MEDAN, (MIMBAR) - Sekretariat Bersama (Sekber) Gerakan Oikumenis untuk Keadilan Ekologis di Sumatera Utara menggelar Aksi Damai Akbar di Medan, Senin (10/11/2025). Aksi ini menjadi bentuk keprihatinan mendalam terhadap krisis ekologis dan sosial yang terus melanda kawasan Tapanuli Raya, akibat operasi industri kehutanan PT Toba Pulp Lestari (TPL) yang telah berlangsung hampir empat dekade.
Dalam pernyataan sikapnya, Sekber menegaskan bahwa keberadaan PT. TPL telah memicu kerusakan hutan secara masif dan sistemik, yang berdampak pada bencana ekologis beruntun serta penderitaan sosial bagi masyarakat di sekitar Danau Toba dan Tapanuli Raya.
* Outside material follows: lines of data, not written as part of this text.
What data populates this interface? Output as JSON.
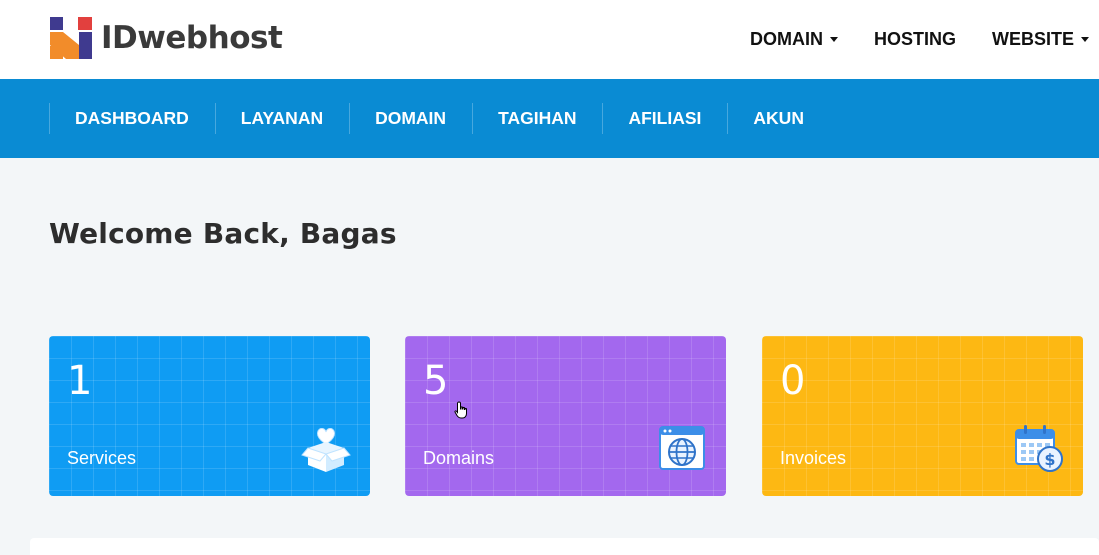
{
  "brand": {
    "name": "IDwebhost"
  },
  "topnav": [
    {
      "label": "DOMAIN",
      "dropdown": true
    },
    {
      "label": "HOSTING",
      "dropdown": false
    },
    {
      "label": "WEBSITE",
      "dropdown": true
    }
  ],
  "mainnav": [
    {
      "label": "DASHBOARD"
    },
    {
      "label": "LAYANAN"
    },
    {
      "label": "DOMAIN"
    },
    {
      "label": "TAGIHAN"
    },
    {
      "label": "AFILIASI"
    },
    {
      "label": "AKUN"
    }
  ],
  "welcome": {
    "title": "Welcome Back, Bagas"
  },
  "cards": [
    {
      "count": "1",
      "label": "Services",
      "icon": "box-heart-icon",
      "color": "#0f9cf3"
    },
    {
      "count": "5",
      "label": "Domains",
      "icon": "globe-browser-icon",
      "color": "#a368ee"
    },
    {
      "count": "0",
      "label": "Invoices",
      "icon": "calendar-dollar-icon",
      "color": "#fdb813"
    }
  ],
  "colors": {
    "nav_blue": "#0a8bd3",
    "page_bg": "#f3f6f8"
  }
}
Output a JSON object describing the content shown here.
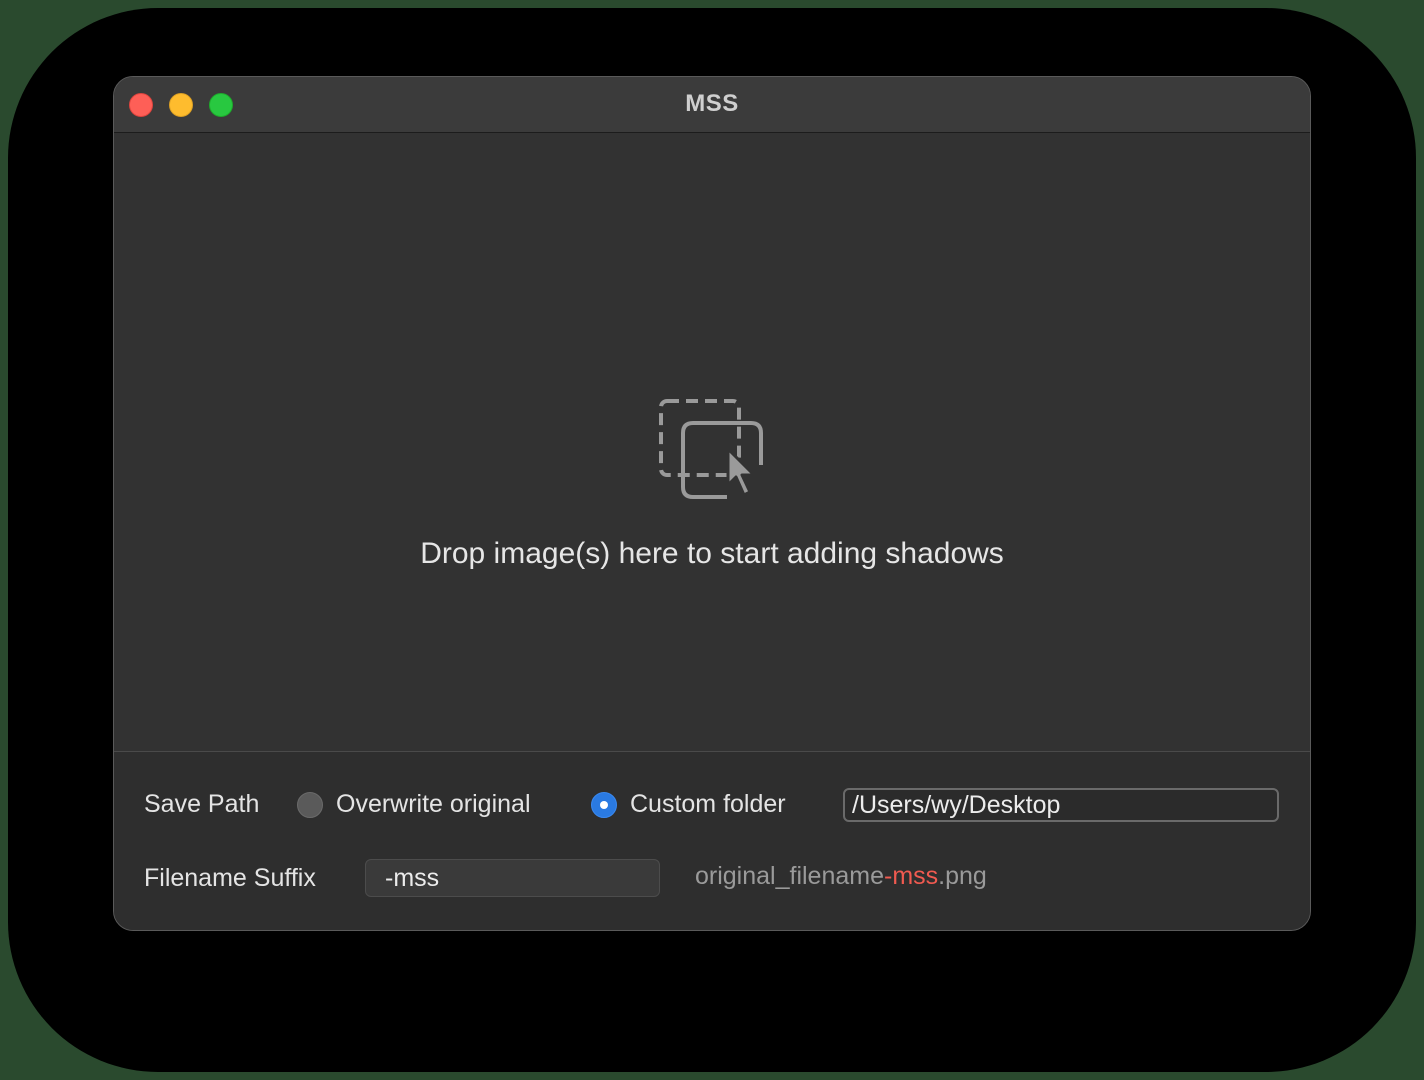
{
  "window": {
    "title": "MSS"
  },
  "dropzone": {
    "icon": "drop-images-icon",
    "text": "Drop image(s) here to start adding shadows"
  },
  "settings": {
    "save_path_label": "Save Path",
    "overwrite_label": "Overwrite original",
    "overwrite_selected": false,
    "custom_folder_label": "Custom folder",
    "custom_folder_selected": true,
    "custom_folder_path": "/Users/wy/Desktop",
    "suffix_label": "Filename Suffix",
    "suffix_value": "-mss",
    "preview": {
      "base": "original_filename",
      "suffix": "-mss",
      "extension": ".png"
    }
  },
  "colors": {
    "accent_radio": "#2a7ae2",
    "preview_suffix": "#f05a50",
    "traffic_close": "#fe5f57",
    "traffic_minimize": "#febc2e",
    "traffic_zoom": "#28c840"
  }
}
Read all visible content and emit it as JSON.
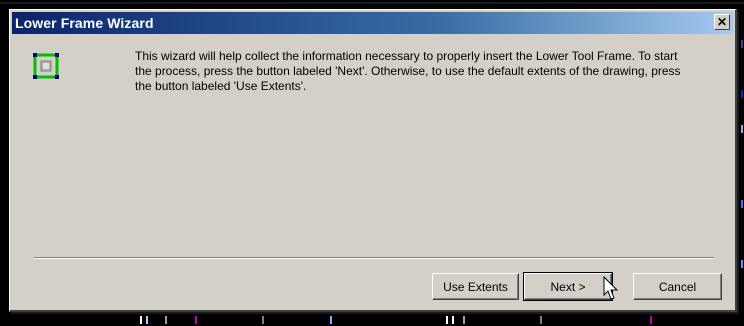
{
  "dialog": {
    "title": "Lower Frame Wizard",
    "close_label": "✕",
    "message": "This wizard will help collect the information necessary to properly insert the Lower Tool Frame.  To start the process, press the button labeled 'Next'.  Otherwise, to use the default extents of the drawing, press the button labeled 'Use Extents'.",
    "icon": "frame-wizard-icon"
  },
  "buttons": {
    "use_extents": "Use Extents",
    "next": "Next >",
    "cancel": "Cancel"
  },
  "colors": {
    "title_start": "#0a246a",
    "title_end": "#a6caf0",
    "face": "#d4d0c8",
    "icon_frame": "#00c000"
  }
}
“Perusakan hutan telah melahirkan bencana yang tidak hanya menelan korban jiwa dan materi, tetapi juga menyisakan trauma mendalam, terutama bagi perempuan dan anak-anak,” tegas Pimpinan Aksi, Rokki Pasaribu, saat membacakan pernyataan sikap di depan Kantor Gubernur Sumut, Jalan Pangeran Diponegoro Nomor 30, Medan, Senin (10/11/2025).
Sekber juga menyoroti peningkatan pelanggaran hak asasi manusia yang disebut sebagai konsekuensi langsung dari konflik agraria dan perampasan ruang hidup masyarakat adat oleh aktivitas industri TPL tersebut.
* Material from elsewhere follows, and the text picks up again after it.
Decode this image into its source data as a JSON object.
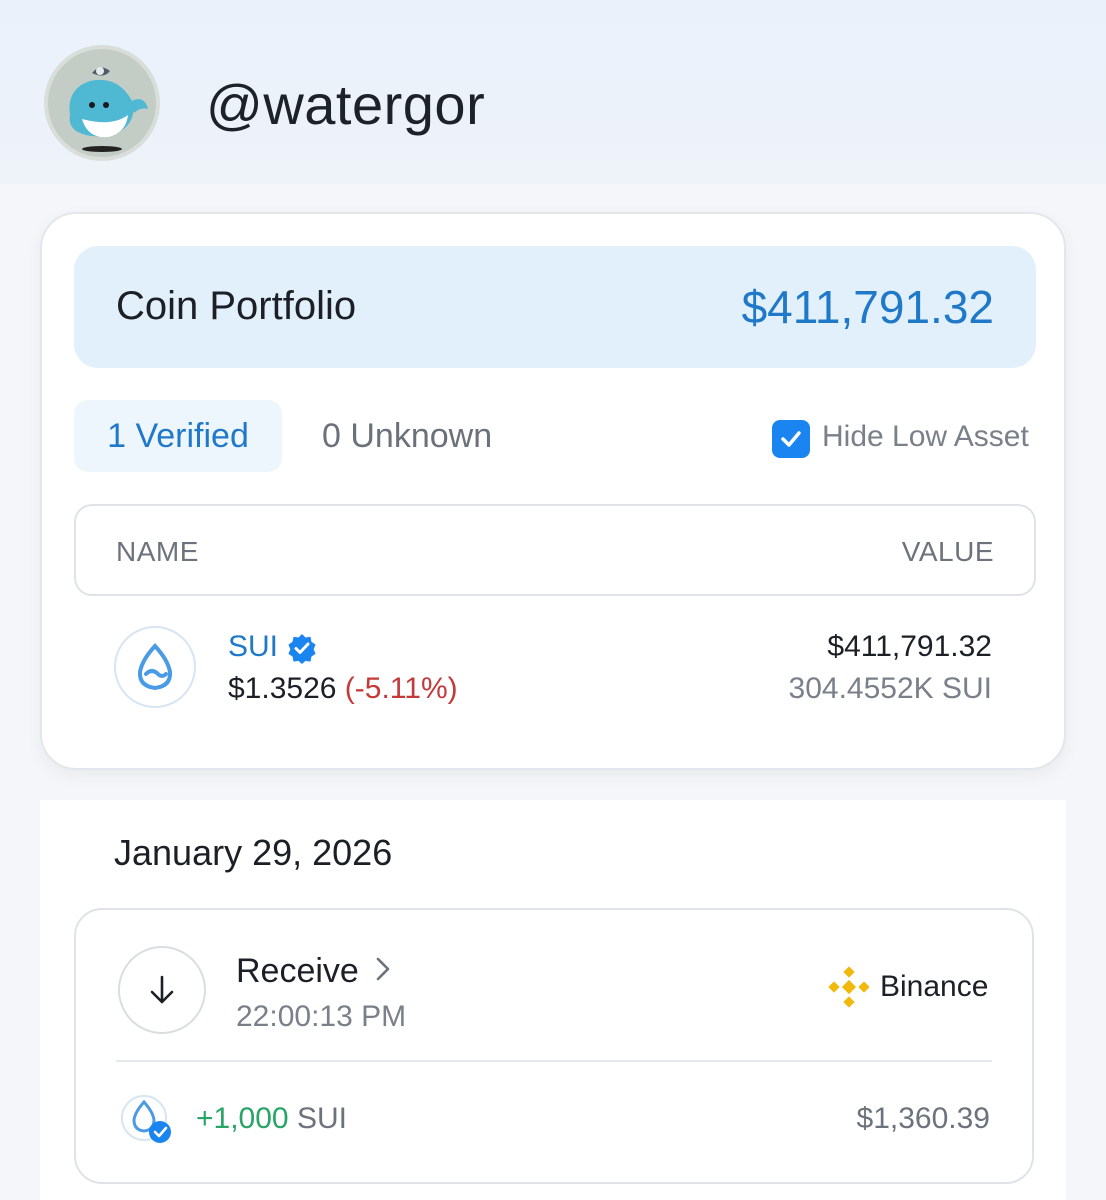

“Banyak masyarakat adat yang dikriminalisasi, diintimidasi, bahkan diteror karena mempertahankan tanah ulayatnya,” ungkap Ketua Sekber, Partor Walden Sitanggang.
Menurut mereka, PT TPL bukan hanya menjadi simbol eksploitasi ekologis, tetapi juga katalisator konflik sosial yang menempatkan masyarakat adat sebagai korban berlapis, kehilangan hutan, lahan, dan martabat.
Aksi damai ini juga menyoroti pernyataan Gubernur Sumatera Utara, Bobby Nasution, yang pada 13 Oktober 2025 menyebut PT. TPL memiliki alas hak sah dan kegiatannya “tidak boleh dihalangi”.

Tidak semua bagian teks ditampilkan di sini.